Q : Si vous pouviez donner un conseil à une femme qui envisage une carrière scientifique, que diriez-vous ?

A : Et bien tout d’abord : 100%, foncez ! Comme je l’ai dit plus haut, je crois qu’il existe aujourd’hui moins d’obstacles au succès basés sur le sexe, et j’encouragerais toute jeune femme à considérer la science comme une carrière.

En termes de conseils, je pense qu’il est vraiment utile d’avoir trouvé une question ou un problème qui vous captive ou vous obsède, au point même de vous empêcher de dormir la nuit. Dans le même temps, avoir des alliés dans la science et dans la vie est essentiel, et travailler avec d’autres rend le voyage plus facile et plus amusant – le travail d’équipe est aujourd’hui reconnu comme un aspect important de la science.

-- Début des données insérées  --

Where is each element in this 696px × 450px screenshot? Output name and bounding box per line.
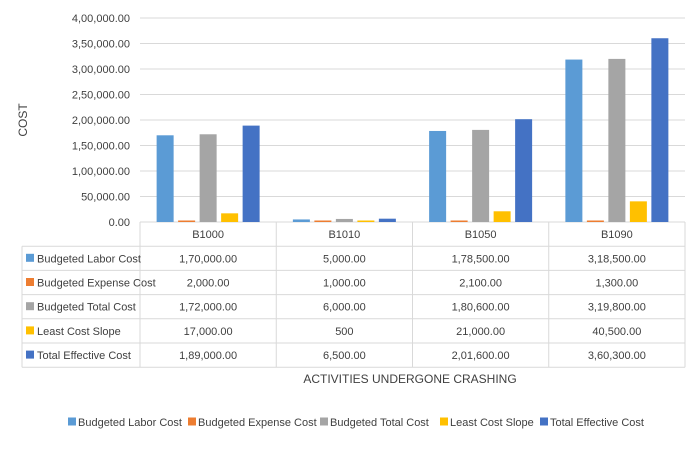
data-label: 1,72,000.00 (179, 302, 237, 314)
data-label: 40,500.00 (592, 326, 641, 338)
data-label: 3,18,500.00 (588, 253, 646, 265)
bar (493, 211, 511, 222)
data-label: 6,000.00 (323, 302, 366, 314)
table-row-label: Budgeted Total Cost (37, 302, 136, 314)
table-legend-key (26, 326, 34, 335)
data-label: 3,19,800.00 (588, 302, 646, 314)
data-label: 2,100.00 (459, 278, 502, 290)
y-tick-label: 1,00,000.00 (72, 166, 130, 178)
data-label: 6,500.00 (323, 350, 366, 362)
x-tick-label: B1000 (192, 229, 224, 241)
table-row-label: Least Cost Slope (37, 326, 121, 338)
legend-entry: Budgeted Expense Cost (198, 417, 317, 429)
bar (586, 220, 604, 222)
bar (429, 130, 447, 222)
bar (314, 220, 332, 222)
y-tick-label: 1,50,000.00 (72, 141, 130, 153)
table-row-label: Total Effective Cost (37, 350, 131, 362)
data-label: 5,000.00 (323, 253, 366, 265)
data-label: 1,89,000.00 (179, 350, 237, 362)
bars (156, 38, 669, 222)
y-tick-label: 4,00,000.00 (72, 13, 130, 25)
y-tick-label: 2,00,000.00 (72, 115, 130, 127)
bar (565, 59, 583, 222)
data-label: 1,300.00 (595, 278, 638, 290)
data-label: 21,000.00 (456, 326, 505, 338)
bar (651, 38, 669, 222)
legend-swatch (188, 417, 196, 426)
table-legend-key (26, 278, 34, 286)
bar (221, 213, 239, 222)
y-axis-title: COST (16, 103, 30, 137)
x-axis-title: ACTIVITIES UNDERGONE CRASHING (303, 372, 516, 386)
x-tick-label: B1090 (601, 229, 633, 241)
bar (472, 129, 490, 222)
legend-swatch (440, 417, 448, 426)
data-label: 1,80,600.00 (452, 302, 510, 314)
bar (378, 218, 396, 222)
bar (156, 135, 174, 222)
legend-entry: Least Cost Slope (450, 417, 534, 429)
x-tick-label: B1010 (328, 229, 360, 241)
data-label: 1,000.00 (323, 278, 366, 290)
data-label: 3,60,300.00 (588, 350, 646, 362)
legend-swatch (540, 417, 548, 426)
bar (608, 58, 626, 222)
y-tick-label: 2,50,000.00 (72, 90, 130, 102)
table-row-label: Budgeted Expense Cost (37, 278, 156, 290)
data-label: 1,70,000.00 (179, 253, 237, 265)
legend-entry: Total Effective Cost (550, 417, 644, 429)
bar (242, 125, 260, 222)
bar (515, 119, 533, 222)
data-table: B1000 B1010 B1050 B1090 Budgeted Labor Cost 1… (21, 222, 686, 368)
data-label: 2,000.00 (187, 278, 230, 290)
table-legend-key (26, 302, 34, 311)
bar (199, 134, 217, 222)
y-tick-label: 50,000.00 (81, 192, 130, 204)
data-label: 500 (335, 326, 353, 338)
data-label: 2,01,600.00 (452, 350, 510, 362)
legend-entry: Budgeted Total Cost (330, 417, 429, 429)
y-axis-ticks: 0.00 50,000.00 1,00,000.00 1,50,000.00 2,00,… (72, 13, 130, 229)
table-row-label: Budgeted Labor Cost (37, 253, 141, 265)
legend-swatch (68, 417, 76, 426)
y-tick-label: 3,50,000.00 (72, 39, 130, 51)
legend: Budgeted Labor Cost Budgeted Expense Cost… (68, 417, 644, 429)
gridlines (140, 17, 685, 223)
y-tick-label: 3,00,000.00 (72, 64, 130, 76)
legend-entry: Budgeted Labor Cost (78, 417, 182, 429)
data-label: 17,000.00 (184, 326, 233, 338)
table-legend-key (26, 350, 34, 359)
y-tick-label: 0.00 (109, 217, 130, 229)
bar (335, 218, 353, 222)
bar (357, 220, 375, 222)
data-label: 1,78,500.00 (452, 253, 510, 265)
bar (292, 219, 310, 222)
legend-swatch (320, 417, 328, 426)
x-tick-label: B1050 (465, 229, 497, 241)
table-legend-key (26, 253, 34, 262)
bar (450, 220, 468, 222)
bar (629, 201, 647, 222)
bar (178, 220, 196, 222)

Une carrière scientifique comporte de nombreux défis, concernant la sécurité de l’emploi, le financement, la charge administrative, la concurrence, le moment de fonder une famille, etc., et vous avez besoin de motivation et d’amis et de collègues pour continuer et les surmonter. Fondamentalement, la science consiste à faire progresser notre compréhension du fonctionnement du monde, alors trouvez les coins sombres de l’univers que vous souhaitez vraiment éclairer.

La Dre Sarah Teichmann s’adressait à Anna MacDonald, rédactrice scientifique principale pour Technology Networks.